Cuando el CEO se convierte en la marca
E
n los últimos años, a medida que Elon Musk se ha vuelto más franco y ha ganado visibilidad en el ámbito político, los observadores han debatido si su activismo ha dañado o fortalecido la marca Tesla. Algunos sostienen que Tesla ha alejado a los consumidores de izquierda que antes veían a la empresa como sinónimo de progreso liberal y compromiso con el clima. Otros argumentan que la postura de Musk ha atraído a compradores de derecha que antes consideraban que los vehículos eléctricos no encajaban con su cultura.

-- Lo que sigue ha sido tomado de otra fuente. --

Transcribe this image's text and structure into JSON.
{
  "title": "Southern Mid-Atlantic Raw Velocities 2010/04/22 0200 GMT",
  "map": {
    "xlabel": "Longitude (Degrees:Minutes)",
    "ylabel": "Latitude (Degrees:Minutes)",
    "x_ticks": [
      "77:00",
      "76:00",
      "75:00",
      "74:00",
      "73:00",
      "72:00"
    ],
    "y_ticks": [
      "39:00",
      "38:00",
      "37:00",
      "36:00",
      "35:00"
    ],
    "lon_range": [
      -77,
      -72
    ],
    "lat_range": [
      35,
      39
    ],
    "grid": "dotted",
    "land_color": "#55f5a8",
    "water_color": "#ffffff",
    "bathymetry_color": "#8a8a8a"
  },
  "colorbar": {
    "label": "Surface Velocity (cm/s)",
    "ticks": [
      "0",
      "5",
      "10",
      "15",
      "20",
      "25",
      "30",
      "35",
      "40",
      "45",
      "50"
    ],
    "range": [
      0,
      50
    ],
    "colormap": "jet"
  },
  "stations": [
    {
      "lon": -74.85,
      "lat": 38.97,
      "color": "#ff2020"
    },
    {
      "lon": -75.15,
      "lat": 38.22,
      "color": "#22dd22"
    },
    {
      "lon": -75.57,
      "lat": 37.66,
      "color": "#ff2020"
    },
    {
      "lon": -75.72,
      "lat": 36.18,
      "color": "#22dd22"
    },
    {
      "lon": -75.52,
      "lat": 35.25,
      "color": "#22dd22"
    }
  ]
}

Con CEOs (desde Tim Cook en Apple hasta Marc Benioff en Salesforce) participando cada vez más en el activismo político, las empresas de distintos sectores enfrentan un dilema similar: cuando un líder se convierte en una figura políticamente polarizante, ¿cómo se evalúa el impacto en la marca y cuál es la mejor forma de actuar de cara al futuro?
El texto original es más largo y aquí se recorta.